Ainda sobre a morte de Eusébio
A morte de Eusébio e a derradeira homenagem que lhe foi prestada pelos portugueses merece que se teça algumas considerações.
Creio que o padre Vítor Melícias, na homilia proferida durante a missa de corpo presente, traduziu, melhor que ninguém, em palavras simples e eficazes, como o exemplo de Eusébio nos podia unir todos num justo tributo. No elogio fúnebre que dirigiu ao futebolista e ao homem, colocou-o de forma lapidar no lugar de exceção que mereceu.
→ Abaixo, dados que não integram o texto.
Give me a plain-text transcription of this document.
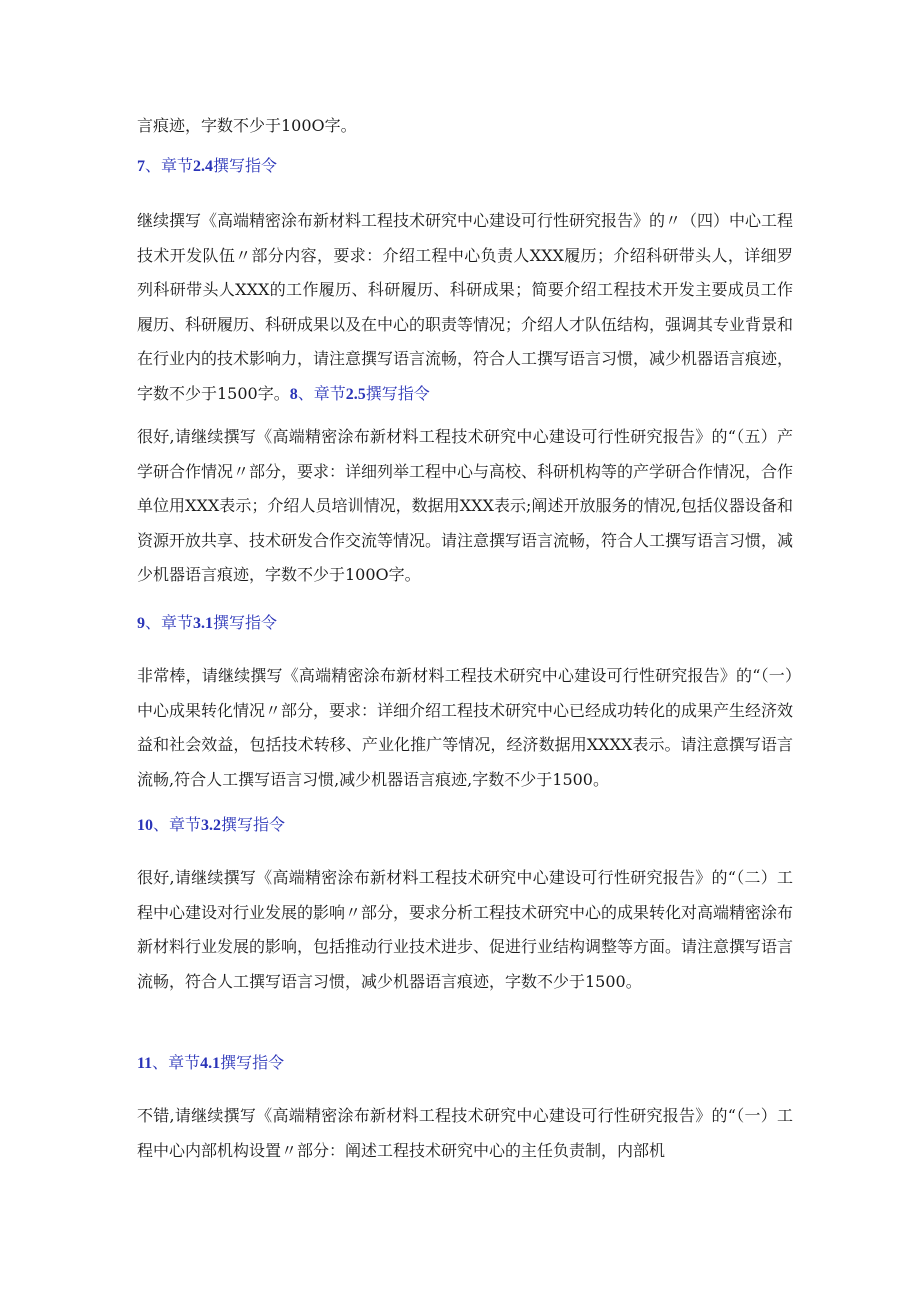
言痕迹，字数不少于100O字。

7、章节2.4撰写指令

继续撰写《高端精密涂布新材料工程技术研究中心建设可行性研究报告》的〃（四）中心工程技术开发队伍〃部分内容，要求：介绍工程中心负责人XXX履历；介绍科研带头人，详细罗列科研带头人XXX的工作履历、科研履历、科研成果；简要介绍工程技术开发主要成员工作履历、科研履历、科研成果以及在中心的职责等情况；介绍人才队伍结构，强调其专业背景和在行业内的技术影响力，请注意撰写语言流畅，符合人工撰写语言习惯，减少机器语言痕迹，字数不少于1500字。8、章节2.5撰写指令

很好,请继续撰写《高端精密涂布新材料工程技术研究中心建设可行性研究报告》的“（五）产学研合作情况〃部分，要求：详细列举工程中心与高校、科研机构等的产学研合作情况，合作单位用XXX表示；介绍人员培训情况，数据用XXX表示;阐述开放服务的情况,包括仪器设备和资源开放共享、技术研发合作交流等情况。请注意撰写语言流畅，符合人工撰写语言习惯，减少机器语言痕迹，字数不少于100O字。

9、章节3.1撰写指令

非常棒，请继续撰写《高端精密涂布新材料工程技术研究中心建设可行性研究报告》的“（一）中心成果转化情况〃部分，要求：详细介绍工程技术研究中心已经成功转化的成果产生经济效益和社会效益，包括技术转移、产业化推广等情况，经济数据用XXXX表示。请注意撰写语言流畅,符合人工撰写语言习惯,减少机器语言痕迹,字数不少于1500。

10、章节3.2撰写指令

很好,请继续撰写《高端精密涂布新材料工程技术研究中心建设可行性研究报告》的“（二）工程中心建设对行业发展的影响〃部分，要求分析工程技术研究中心的成果转化对高端精密涂布新材料行业发展的影响，包括推动行业技术进步、促进行业结构调整等方面。请注意撰写语言流畅，符合人工撰写语言习惯，减少机器语言痕迹，字数不少于1500。

11、章节4.1撰写指令

不错,请继续撰写《高端精密涂布新材料工程技术研究中心建设可行性研究报告》的“（一）工程中心内部机构设置〃部分：阐述工程技术研究中心的主任负责制，内部机
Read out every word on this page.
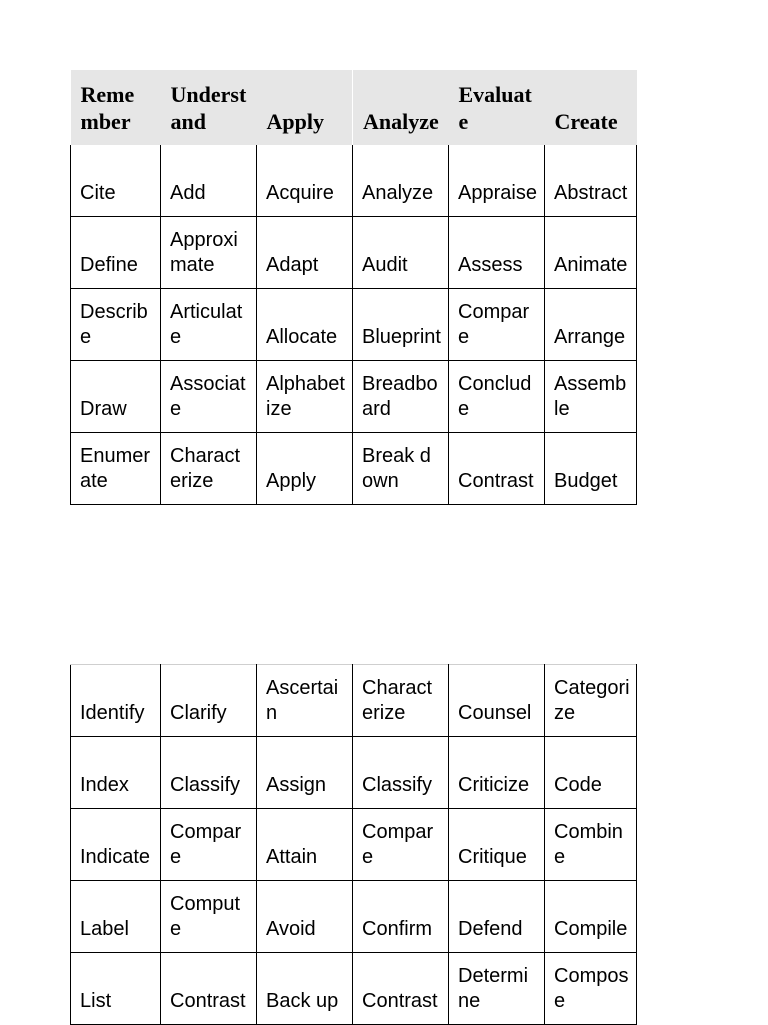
Remember	Understand	Apply	Analyze	Evaluate	Create
Cite	Add	Acquire	Analyze	Appraise	Abstract
Define	Approximate	Adapt	Audit	Assess	Animate
Describe	Articulate	Allocate	Blueprint	Compare	Arrange
Draw	Associate	Alphabetize	Breadboard	Conclude	Assemble
Enumerate	Characterize	Apply	Break down	Contrast	Budget
Identify	Clarify	Ascertain	Characterize	Counsel	Categorize
Index	Classify	Assign	Classify	Criticize	Code
Indicate	Compare	Attain	Compare	Critique	Combine
Label	Compute	Avoid	Confirm	Defend	Compile
List	Contrast	Back up	Contrast	Determine	Compose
Depois de se referir a etimologia grega do nome Eusébio - «aquele que respeita os Deuses e os teme» -, o padre Melícias salientou que Eusébio se «consagrou como um ser superior», relativamente a quem «a morte não é o fim das coisas». «Perante a morte, a vida não se acaba, transforma-se». «Em consideração de uma grande vida, vivamos a celebração da vida, acrescentou.
Num tempo em que o País está numa crise de valores, em que faltam referências, Eusébio surge como “herói de um povo”. A homenagem que lhe prestaram nas cerimónias fúnebres foi celebrada com enorme dor e emoção por todos os portugueses. Cores clubistas, rivalidades antigas ou velhos ódios foram esquecidos, sobressaindo apenas as emoções, absolutamente unânimes, que brotaram da alma coletiva, curvadas perante um grande símbolo nacional que desaparecia.
Um elogio merecido ao presidente do Sport Lisboa e Benfica, Luís Filipe Vieira, ao garantir a manutenção do apoio prestado à mulher do jogador falecido. De resto, penso que Vieira esteve bem. Dirigiu, o melhor que pôde, toda a complexa operação logística das cerimónias fúnebres e foi comedido quando resistiu à impertinência de jornalistas que lhe pediam opinião quanto à futura deposição dos restos mortais de Eusébio no Panteão, respondendo, muito sensatamente, que tal decisão competia ao povo e aos políticos (após o precedente de há anos criado com Amália, não resta outra alternativa. Não obstante achar que Eusébio merecia outro espaço, provavelmente não tão solene, mas mais próximo e acessível aos seus inúmeros admiradores).
Infelizes foram as declarações proferidas pelo antigo Presidente da República, a quem idade não deve desculpar tudo. Mário Soares referiu-se a Eusébio nos seguintes termos: «era um homem bom, era um homem agradável e com pouca cultura mas evidentemente não estava à espera que ele fosse um pensador. Estava à espera que ele fosse um grande futebolista e, isso, ele foi. (…) Por isso não sabia nada que ele estava doente. E sabia que ele bebia muito whisky, todos os dias, de manhã e à tarde. Isso, eu sabia mas julguei que isso não lhe fizesse assim mal. Foi para mim uma surpresa». Embora estas declarações sejam bastante infelizes e lamentáveis, acresce que foram posteriormente descontextualizadas e amplificadas nas redes sociais e pelos media.
Mas pior, bem pior, pela sua (ir)responsabilidade pública, foi o comportamento da Presidente da Assembleia da República, quando justificou a putativa transladação dos restos mortais de Eusébio para o Panteão Nacional com os elevados custos financeiros envolvidos em tal operação. Quando questionada sobre o tema, invocou a partilha de custos nestes tempos de crise, uma espécie de «mecenato» e anunciou ao país que tal processo de transladação custaria centenas de milhares de euros. Mais tarde, num esclarecimento adicional e escrito, Assunção Esteves esclareceu que afinal esses custos astronómicos andariam afinal pelos 50 mil euros. Eusébio merece isso e muito mais, só não merece é que a sua imagem seja apropriada e manipulada com fins demagógicos ou com a finalidade de proporcionar espetáculos mediáticos.